Dream All Over - Paradise of Bachelors - 16 October
Dream All Over, the fourth full-length album by cinematically-minded Los Angeles band Gun Outfit—and their first with Paradise of Bachelors—maps a dangerous California that bears little resemblance to Tinseltown fantasies. The incantatory dialogues of singers Carrie Keith (guitar, vocals, slide) and Dylan Sharp (guitar, vocals, banjo, balalaika) throw off a muted, wary carnal heat, the lingering afterimage of spent desire. The inscape drawn through Dream All Over navigates the dark side of the moon—the Hollywood Babylon L.A. of Kenneth Anger and David Lynch, Father Yod and Charlie Manson, muscle cars and drought—as reflected upon a pair of road-weary human hearts.

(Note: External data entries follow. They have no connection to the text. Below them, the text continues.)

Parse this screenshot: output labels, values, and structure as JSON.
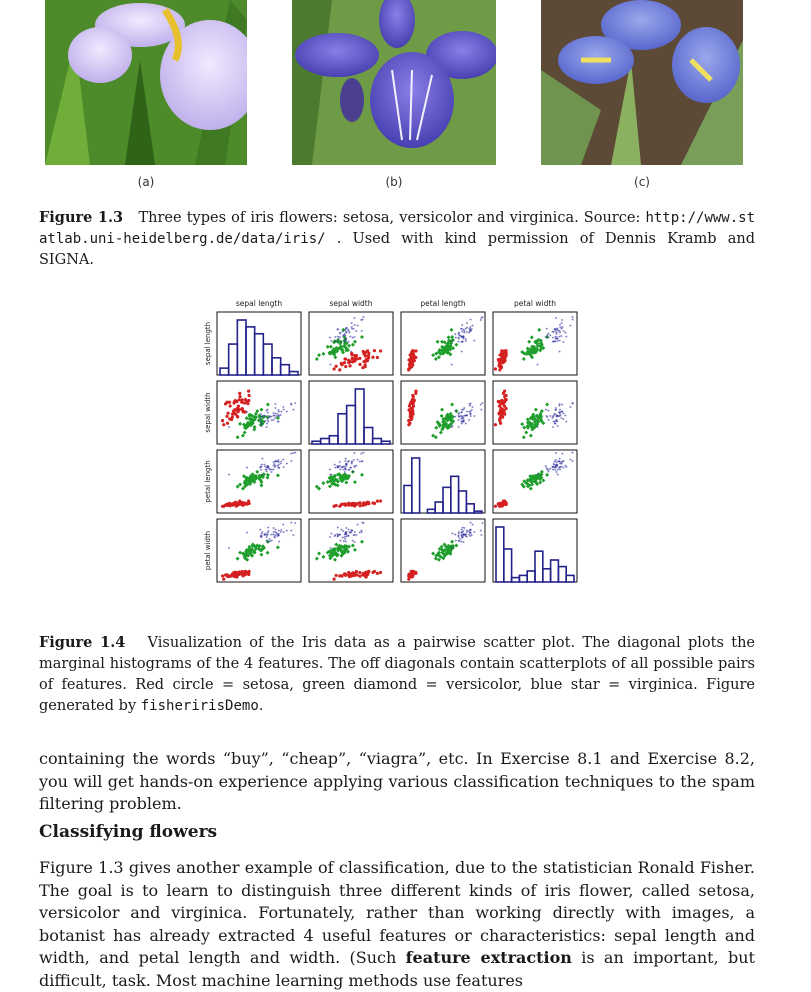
{
  "figure_1_3": {
    "panels": [
      {
        "label": "(a)",
        "icon": "iris-setosa-photo"
      },
      {
        "label": "(b)",
        "icon": "iris-versicolor-photo"
      },
      {
        "label": "(c)",
        "icon": "iris-virginica-photo"
      }
    ],
    "caption_label": "Figure 1.3",
    "caption_text": "Three types of iris flowers: setosa, versicolor and virginica.  Source: ",
    "caption_url": "http://www.statlab.uni-heidelberg.de/data/iris/",
    "caption_tail": " . Used with kind permission of Dennis Kramb and SIGNA."
  },
  "figure_1_4": {
    "caption_label": "Figure 1.4",
    "caption_text": "Visualization of the Iris data as a pairwise scatter plot.  The diagonal plots the marginal histograms of the 4 features.  The off diagonals contain scatterplots of all possible pairs of features.  Red circle = setosa, green diamond = versicolor, blue star = virginica. Figure generated by ",
    "caption_code": "fisheririsDemo",
    "caption_end": "."
  },
  "chart_data": {
    "type": "scatter",
    "title": "",
    "features": [
      "sepal length",
      "sepal width",
      "petal length",
      "petal width"
    ],
    "series": [
      {
        "name": "setosa",
        "color": "#d42020",
        "marker": "circle",
        "mean": [
          5.0,
          3.4,
          1.5,
          0.25
        ],
        "sd": [
          0.35,
          0.38,
          0.17,
          0.1
        ]
      },
      {
        "name": "versicolor",
        "color": "#1f9e2c",
        "marker": "diamond",
        "mean": [
          5.9,
          2.8,
          4.3,
          1.3
        ],
        "sd": [
          0.5,
          0.31,
          0.47,
          0.2
        ]
      },
      {
        "name": "virginica",
        "color": "#2a2a9a",
        "marker": "star",
        "mean": [
          6.6,
          3.0,
          5.55,
          2.0
        ],
        "sd": [
          0.63,
          0.32,
          0.55,
          0.27
        ]
      }
    ],
    "ranges": [
      [
        4.3,
        7.9
      ],
      [
        2.0,
        4.4
      ],
      [
        1.0,
        6.9
      ],
      [
        0.1,
        2.5
      ]
    ],
    "histograms": [
      [
        2,
        9,
        16,
        14,
        12,
        9,
        5,
        3,
        1
      ],
      [
        1,
        2,
        3,
        11,
        14,
        20,
        6,
        2,
        1
      ],
      [
        15,
        30,
        0,
        2,
        6,
        14,
        20,
        12,
        5,
        1
      ],
      [
        25,
        15,
        2,
        3,
        5,
        14,
        6,
        10,
        7,
        3
      ]
    ]
  },
  "body": {
    "paragraph_1": "containing the words “buy”, “cheap”, “viagra”, etc. In Exercise 8.1 and Exercise 8.2, you will get hands-on experience applying various classification techniques to the spam filtering problem.",
    "heading": "Classifying flowers",
    "paragraph_2_start": "Figure 1.3 gives another example of classification, due to the statistician Ronald Fisher. The goal is to learn to distinguish three different kinds of iris flower, called setosa, versicolor and virginica. Fortunately, rather than working directly with images, a botanist has already extracted 4 useful features or characteristics: sepal length and width, and petal length and width. (Such ",
    "bold_term": "feature extraction",
    "paragraph_2_end": " is an important, but difficult, task.  Most machine learning methods use features"
  }
}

The members of Gun Outfit, all of whom have made or worked on their own and others’ low-budget, homebrew art films in various capacities, draw from the syntax and systems of cinema, in two senses: the songs on Dream All Over invoke imagistic memories and unfold like dreams unremembered upon waking, but they also rely on staunchly collaborative team processes. The unmistakable rhythm section of Daniel Swire (drums, percussion) and Adam Payne (bass, also of Residual Echoes) fuel Dylan and Carrie’s spacious, enmeshed guitar work with a corporeal throb, and all decisions are democratically decided. Friend and mentor Henry Barnes (Amps for Christ/Man Is the Bastard) plays three different homemade electric sitars on the record. Facundo Bermudez (Ty Segall, No Age, King Tuff) engineered and co-produced.

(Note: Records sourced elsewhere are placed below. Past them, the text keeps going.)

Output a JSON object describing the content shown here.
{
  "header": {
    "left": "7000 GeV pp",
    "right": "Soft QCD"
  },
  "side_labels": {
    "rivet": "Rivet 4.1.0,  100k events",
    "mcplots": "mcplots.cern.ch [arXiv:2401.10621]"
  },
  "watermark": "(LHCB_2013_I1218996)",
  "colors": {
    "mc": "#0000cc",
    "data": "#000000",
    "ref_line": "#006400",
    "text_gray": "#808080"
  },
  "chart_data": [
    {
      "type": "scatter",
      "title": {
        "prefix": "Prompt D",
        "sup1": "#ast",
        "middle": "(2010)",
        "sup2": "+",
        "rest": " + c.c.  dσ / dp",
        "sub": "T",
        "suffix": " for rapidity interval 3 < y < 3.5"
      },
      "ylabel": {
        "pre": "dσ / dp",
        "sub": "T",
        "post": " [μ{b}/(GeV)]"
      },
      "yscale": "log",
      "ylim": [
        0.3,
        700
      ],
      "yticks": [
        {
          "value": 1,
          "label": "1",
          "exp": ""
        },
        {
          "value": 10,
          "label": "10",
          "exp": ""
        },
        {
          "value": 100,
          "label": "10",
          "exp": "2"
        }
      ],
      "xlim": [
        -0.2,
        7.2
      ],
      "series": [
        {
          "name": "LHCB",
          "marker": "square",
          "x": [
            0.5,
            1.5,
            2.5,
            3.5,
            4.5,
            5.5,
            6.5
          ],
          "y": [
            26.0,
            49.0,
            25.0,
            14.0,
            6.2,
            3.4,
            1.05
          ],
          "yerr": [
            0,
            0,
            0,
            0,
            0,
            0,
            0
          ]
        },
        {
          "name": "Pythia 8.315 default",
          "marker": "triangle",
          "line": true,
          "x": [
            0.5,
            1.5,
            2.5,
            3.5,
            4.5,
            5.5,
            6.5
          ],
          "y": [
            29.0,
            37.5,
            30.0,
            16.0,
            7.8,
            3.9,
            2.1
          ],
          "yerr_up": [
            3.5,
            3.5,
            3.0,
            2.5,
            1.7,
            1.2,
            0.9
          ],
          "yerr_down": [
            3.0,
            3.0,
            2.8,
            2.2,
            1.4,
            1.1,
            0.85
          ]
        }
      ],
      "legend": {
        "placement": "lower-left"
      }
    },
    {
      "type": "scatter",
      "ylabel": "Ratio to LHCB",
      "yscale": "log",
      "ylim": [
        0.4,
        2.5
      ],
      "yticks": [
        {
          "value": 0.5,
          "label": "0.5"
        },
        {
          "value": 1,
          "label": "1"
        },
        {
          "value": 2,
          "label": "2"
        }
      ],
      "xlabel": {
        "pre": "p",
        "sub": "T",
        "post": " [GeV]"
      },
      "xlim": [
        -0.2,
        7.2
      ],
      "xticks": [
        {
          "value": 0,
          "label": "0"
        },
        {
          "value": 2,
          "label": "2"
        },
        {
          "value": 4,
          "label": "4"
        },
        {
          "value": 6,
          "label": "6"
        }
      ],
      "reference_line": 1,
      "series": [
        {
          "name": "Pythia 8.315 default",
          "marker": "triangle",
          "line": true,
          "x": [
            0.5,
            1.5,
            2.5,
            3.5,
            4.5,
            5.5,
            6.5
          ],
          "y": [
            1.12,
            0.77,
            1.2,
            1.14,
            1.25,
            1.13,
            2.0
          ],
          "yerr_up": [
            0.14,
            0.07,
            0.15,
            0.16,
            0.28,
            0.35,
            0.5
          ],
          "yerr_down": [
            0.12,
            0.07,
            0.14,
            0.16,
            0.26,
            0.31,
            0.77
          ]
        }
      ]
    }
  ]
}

Although reared in the realm of hardcore punk aesthetics, these days Gun Outfit bears a greater sonic and songwriterly kinship to the likes of Lee Hazlewood or Blaze Foley than to anything released in the heyday of the SST label. But there is an unspoken understanding throughout their recordings, but pointedly so on Dream All Over, that punk rock is folk music, certainly as much as honky-tonk belongs to the American folk tradition. But the band somehow communicates this kinship by barely acknowledging the formal tropes of either genre.

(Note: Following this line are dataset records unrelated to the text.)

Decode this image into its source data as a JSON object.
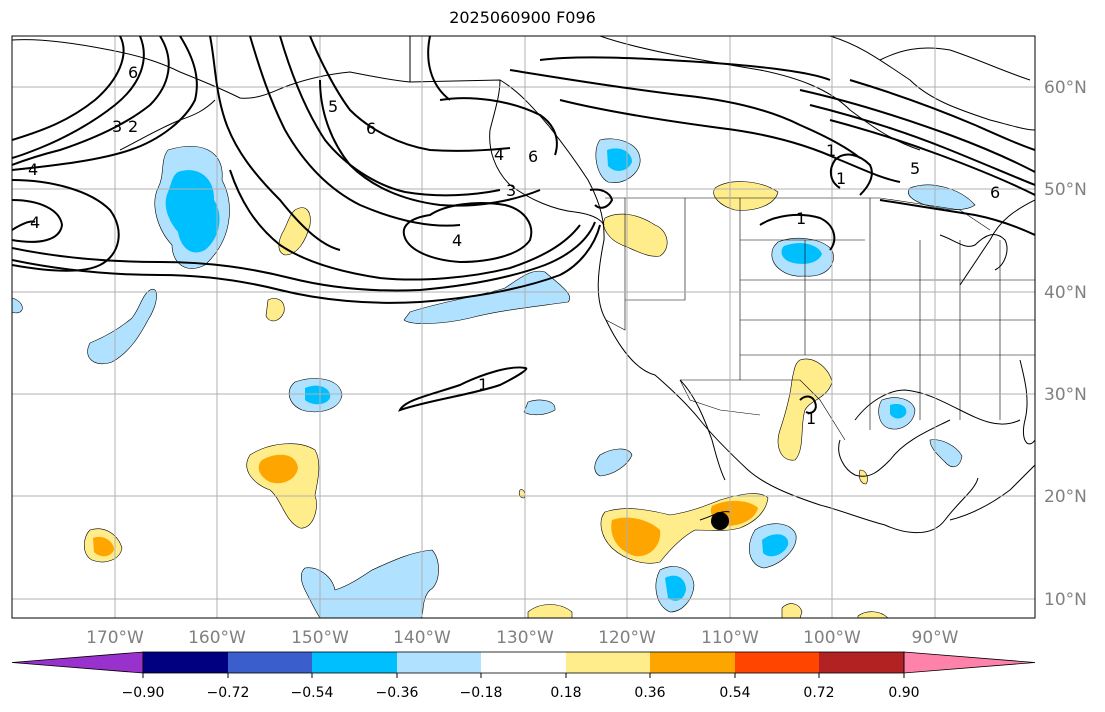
{
  "title": "2025060900 F096",
  "lon_labels": [
    "170°W",
    "160°W",
    "150°W",
    "140°W",
    "130°W",
    "120°W",
    "110°W",
    "100°W",
    "90°W"
  ],
  "lat_labels": [
    "60°N",
    "50°N",
    "40°N",
    "30°N",
    "20°N",
    "10°N"
  ],
  "colorbar": {
    "ticks": [
      "−0.90",
      "−0.72",
      "−0.54",
      "−0.36",
      "−0.18",
      "0.18",
      "0.36",
      "0.54",
      "0.72",
      "0.90"
    ],
    "colors": [
      "#9932cc",
      "#000080",
      "#3a5fcd",
      "#00bfff",
      "#b0e2ff",
      "#ffffff",
      "#ffec8b",
      "#ffa500",
      "#ff4500",
      "#b22222",
      "#ff82ab"
    ]
  },
  "contour_labels": [
    "6",
    "3",
    "2",
    "4",
    "4",
    "5",
    "6",
    "6",
    "4",
    "3",
    "4",
    "1",
    "1",
    "1",
    "5",
    "6",
    "1",
    "1"
  ],
  "colors": {
    "pos_light": "#ffec8b",
    "pos_mid": "#ffa500",
    "neg_light": "#b0e2ff",
    "neg_mid": "#00bfff",
    "grid": "#b0b0b0"
  }
}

On their most refined and ruefully elegant album, Gun Outfit perfect their incandescent sonic signature: a dusky, canyon-cult blues fueled by melodic dual-guitar weaving and seductive male/female incantations at zero hour. It’s the nocturnal sound of desert-damaged L.A. burnout, a soured American surrealism in rock and roll creole: white line fever, paint fume flashbacks, a stranger wading out alone into the black surf.